Avant tout, je vais aborder le document appelé « Relations de l’Église
orthodoxe avec le reste du monde chrétien ». Chez nous, ce document
appelle une grande vigilance au regard de l’ecclésiologie orthodoxe. La
terminologie est confuse dans ce document, elle n’est pas claire et peut
donner lieu à toutes les interprétations erronées. Bien qu’au début de
ce document figure une phrase très claire, et encourageante pour moi
personnellement ainsi que pour beaucoup d’évêques, selon laquelle
l’Église orthodoxe est définie comme l’Église Une, Sainte, Catholique et
Apostolique, qui établit son unité, comme cela y est dit, sur le fait
qu’elle est fondée par notre Seigneur Jésus-Christ, ainsi que sur la
communion dans la Sainte Trinité et dans les sacrements. Cependant,
malheureusement, une telle terminologie claire, non ambiguë, est loin
d’être maintenue dans le reste du document, où il est dit, je cite :
« L’Église orthodoxe reconnaît l’existence historique d’autres églises
et confessions chrétiennes ne se trouvant pas en communion avec elle ».

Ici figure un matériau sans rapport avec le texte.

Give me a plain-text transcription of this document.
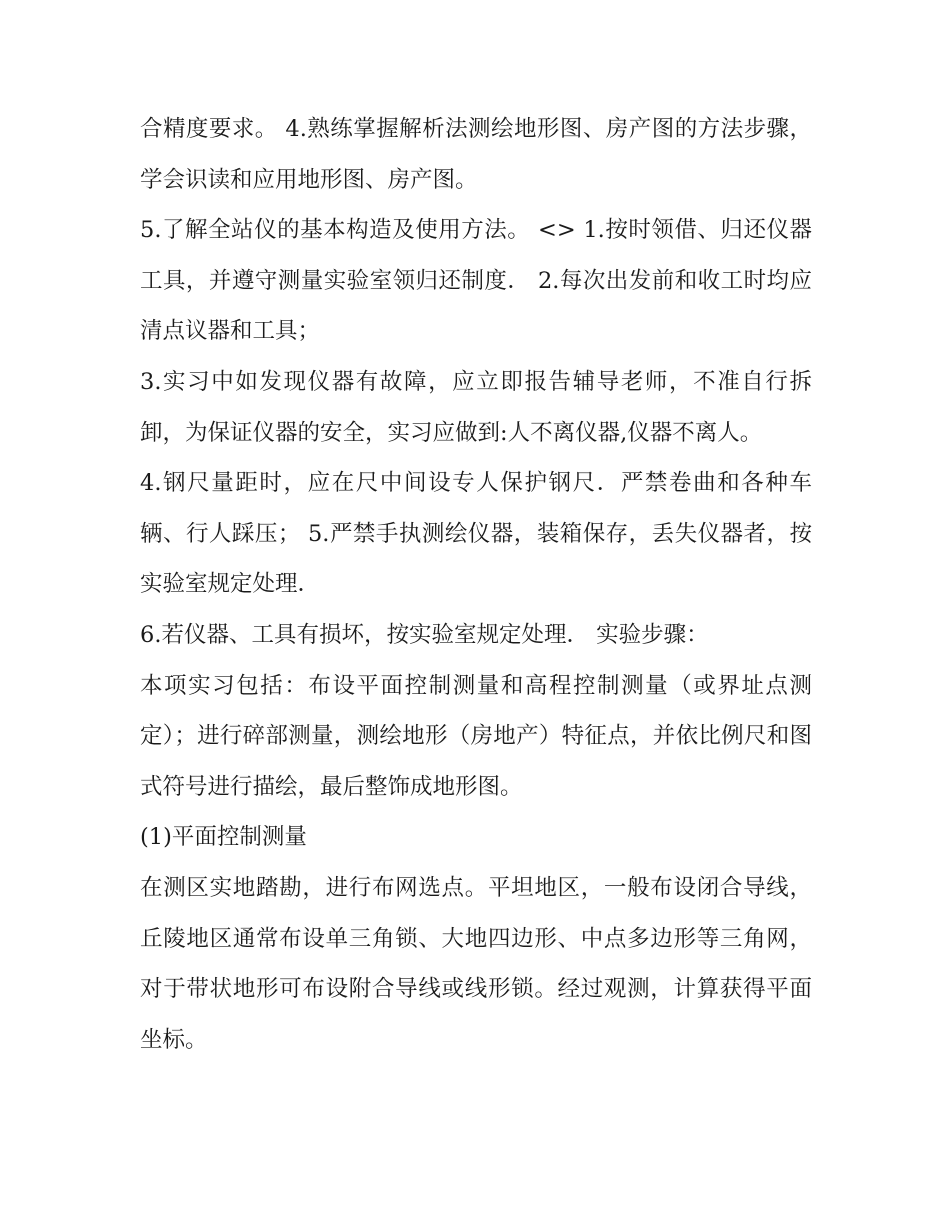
合精度要求。 4.熟练掌握解析法测绘地形图、房产图的方法步骤，学会识读和应用地形图、房产图。

5.了解全站仪的基本构造及使用方法。 <> 1.按时领借、归还仪器工具，并遵守测量实验室领归还制度． 2.每次出发前和收工时均应清点议器和工具；

3.实习中如发现仪器有故障，应立即报告辅导老师，不准自行拆卸，为保证仪器的安全，实习应做到:人不离仪器,仪器不离人。

4.钢尺量距时，应在尺中间设专人保护钢尺．严禁卷曲和各种车辆、行人踩压； 5.严禁手执测绘仪器，装箱保存，丢失仪器者，按实验室规定处理．

6.若仪器、工具有损坏，按实验室规定处理． 实验步骤：

本项实习包括：布设平面控制测量和高程控制测量（或界址点测定）；进行碎部测量，测绘地形（房地产）特征点，并依比例尺和图式符号进行描绘，最后整饰成地形图。

(1)平面控制测量

在测区实地踏勘，进行布网选点。平坦地区，一般布设闭合导线，丘陵地区通常布设单三角锁、大地四边形、中点多边形等三角网，对于带状地形可布设附合导线或线形锁。经过观测，计算获得平面坐标。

Cela, sous une forme différente, sous un aspect différent, fait que l’on
rappelle maintes fois la question des autres « Églises ». Pour nous,
une telle terminologie est inacceptable. Peut-être dois-je dire que je
sens souvent, qu’en Russie, nos archipasteurs et pasteurs ont une
attitude plus favorable envers les autres « Églises », les autres
confessions, que nous à l’étranger, parce que nous sommes confrontés à
celles-ci tous les jours, nous savons de quoi il s’agit et que, en
partie, nous sommes issus de ces communautés. C’est pourquoi, nous
avons, peut-être, une perception plus aiguë de ce thème mais je sais,
néanmoins, que cela inquiète de nombreuses personnes, et ce non pas
seulement dans notre Église. En fait, ceux qui ont protesté les premiers
contre cette formulation étaient des Grecs. Et cela me réjouit parce
que les Grecs constantinopolitains, de toute évidence, considèrent
souvent que nous, Église russe, avons toujours été opposés à ce qu’ils
proposaient. Dans le cas présent, ce sont les Grecs eux-mêmes des
Églises de Grèce et de Chypre qui ont apporté une contribution très
intéressante à cette discussion. Lorsqu’il est dit que l’Église est
fondée par notre Seigneur Jésus-Christ, on oublie de toute évidence
qu’elle constitue également Son Corps mystique, ce que nous ne saurions
omettre. Si un tel fondement du Corps du Christ est clair pour nous,
alors il ne peut être question d’une multitude d’Églises. Cela, nous ne
pouvons en parler que dans une discussion privée, personnelle, mais non
au niveau d’une conférence panorthodoxe. L’unité de l’Église, à notre
avis, ne saurait être mise en question. Il n’est dit nulle part dans le
texte que la division qui existe à notre époque s’est produite suite à
des schismes et des hérésies. Certes, dans la vie de tous les jours,
nous pouvons ne pas aller à la rencontre de chaque protestant en lui
disant « tu es un hérétique ». Mais lorsque l’on me demande : « Me
considérez-vous comme un hérétique ? », je dois le dire. Je dois
comprendre que, à la base de ces prétendues « Églises » existant
maintenant, se trouve l’hérésie ou le schisme. Mais, dans ce document,
on parle constamment d’une mystérieuse unité chrétienne. Il n’est dit
nulle part ce dont il s’agit. Est-ce un quelconque méli mélo ? Si nous
parlons de la prépondérance de l’Église orthodoxe, de l’unité des
fidèles en Christ, de l’Église une sainte, catholique et apostolique
etc., alors nous ne pouvons en même temps, dans le même document, parler
de la multitude des Églises. Parler de l’unité chrétienne perdue et du
rétablissement de celle-ci, est magnifique, Dieu merci, on en parle.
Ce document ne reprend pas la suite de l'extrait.